Ответь мне, Дейзи. Я полубезумен, но места хватит для двоих.

Отключить ее?

Вот истоптанная платформа, холодная грязь, тревожные вспышки аэробусных огней — розовые и золотые — мертвая женщина под его белым пальто и равнодушные люди, которые задают участливые вопросы.

Леопольд, которому он все рассказал перед отъездом. Он щурил помутневшие глаза и прижимал к коленям дрожащие руки.

Руины алой башни, мертвая девушка Анни, которую даже похоронить нормально не удалось. Серебряная оса над ладонью живой Марш и золотая оса, бессильно жалящая мертвую руку. «Акция на сотню золотых ос».

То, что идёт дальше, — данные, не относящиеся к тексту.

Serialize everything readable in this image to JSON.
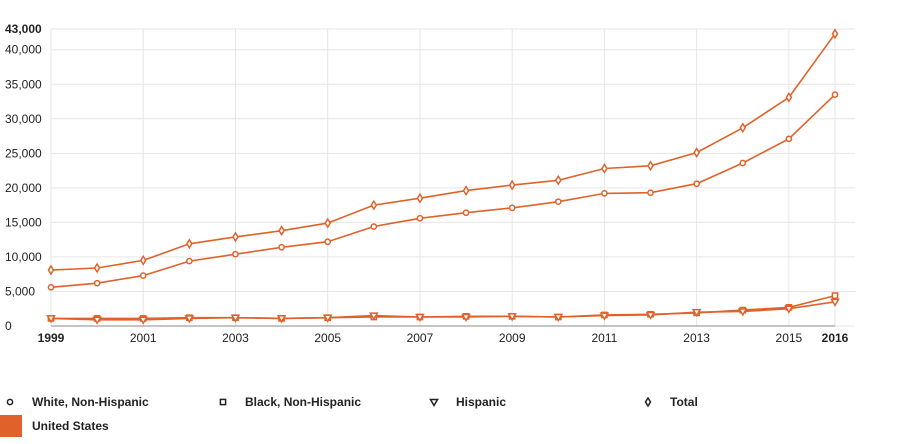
{
  "chart_data": {
    "type": "line",
    "title": "",
    "xlabel": "",
    "ylabel": "",
    "x": [
      1999,
      2000,
      2001,
      2002,
      2003,
      2004,
      2005,
      2006,
      2007,
      2008,
      2009,
      2010,
      2011,
      2012,
      2013,
      2014,
      2015,
      2016
    ],
    "x_tick_labels": [
      "1999",
      "2001",
      "2003",
      "2005",
      "2007",
      "2009",
      "2011",
      "2013",
      "2015",
      "2016"
    ],
    "y_tick_labels": [
      "0",
      "5,000",
      "10,000",
      "15,000",
      "20,000",
      "25,000",
      "30,000",
      "35,000",
      "40,000",
      "43,000"
    ],
    "ylim": [
      0,
      43000
    ],
    "grid": true,
    "legend_position": "bottom",
    "series_color": "#E0622A",
    "series": [
      {
        "name": "White, Non-Hispanic",
        "marker": "circle",
        "values": [
          5600,
          6200,
          7300,
          9400,
          10400,
          11400,
          12200,
          14400,
          15600,
          16400,
          17100,
          18000,
          19200,
          19300,
          20600,
          23600,
          27100,
          33500
        ]
      },
      {
        "name": "Black, Non-Hispanic",
        "marker": "square",
        "values": [
          1100,
          1100,
          1100,
          1200,
          1200,
          1100,
          1200,
          1300,
          1300,
          1400,
          1400,
          1300,
          1600,
          1700,
          1900,
          2300,
          2700,
          4400
        ]
      },
      {
        "name": "Hispanic",
        "marker": "triangle",
        "values": [
          1100,
          900,
          900,
          1100,
          1200,
          1100,
          1200,
          1500,
          1300,
          1300,
          1400,
          1300,
          1500,
          1600,
          2000,
          2100,
          2500,
          3500
        ]
      },
      {
        "name": "Total",
        "marker": "diamond",
        "values": [
          8100,
          8400,
          9500,
          11900,
          12900,
          13800,
          14900,
          17500,
          18500,
          19600,
          20400,
          21100,
          22800,
          23200,
          25100,
          28700,
          33100,
          42300
        ]
      }
    ],
    "geography_legend": {
      "label": "United States",
      "color": "#E0622A"
    }
  }
}
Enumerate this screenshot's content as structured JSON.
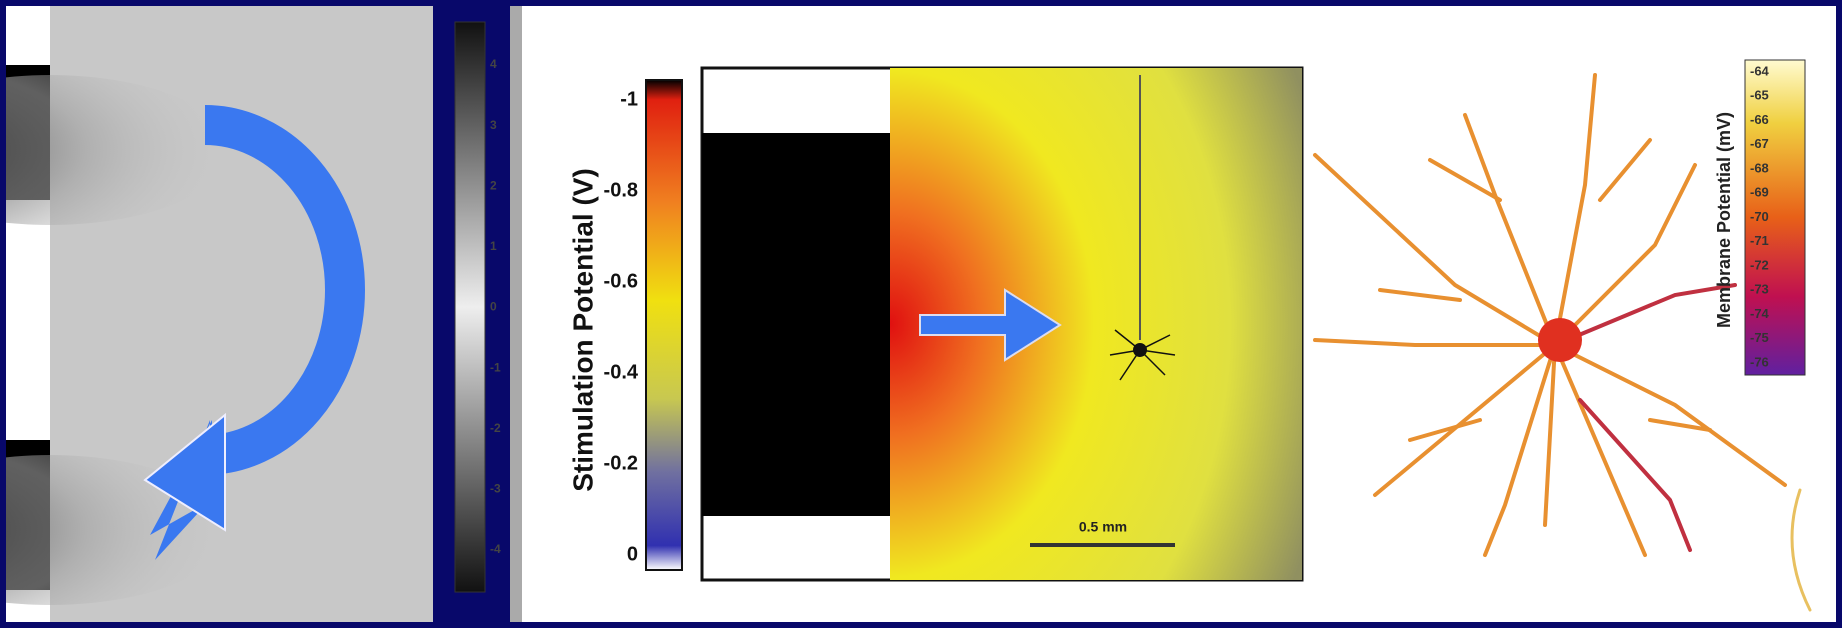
{
  "left_panel": {
    "colorbar_ticks": [
      "4",
      "3",
      "2",
      "1",
      "0",
      "-1",
      "-2",
      "-3",
      "-4"
    ]
  },
  "middle_panel": {
    "colorbar_label": "Stimulation Potential (V)",
    "colorbar_ticks": [
      "-1",
      "-0.8",
      "-0.6",
      "-0.4",
      "-0.2",
      "0"
    ],
    "scale_bar": "0.5 mm"
  },
  "right_panel": {
    "colorbar_label": "Membrane Potential (mV)",
    "colorbar_ticks": [
      "-64",
      "-65",
      "-66",
      "-67",
      "-68",
      "-69",
      "-70",
      "-71",
      "-72",
      "-73",
      "-74",
      "-75",
      "-76"
    ]
  }
}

Истоптанные платформы Поля Волански, речная вода, грязь и куры. Тревожные вспышки городских огней вдалеке.

Мертвецы Волански, те, кого они убили вместе с Марш и те, кому он возил воду. Равнодушные люди, которым Поль писал отчеты.

Питер Легасси, которому писал отчеты Рихард, и который однажды тоже стал мертвецом, потому что Марш пыталась доказать себе, что у их с Леопольдом истории есть еще одна сторона. Питер умер, чтобы Марш убедилась, что ей это безразлично.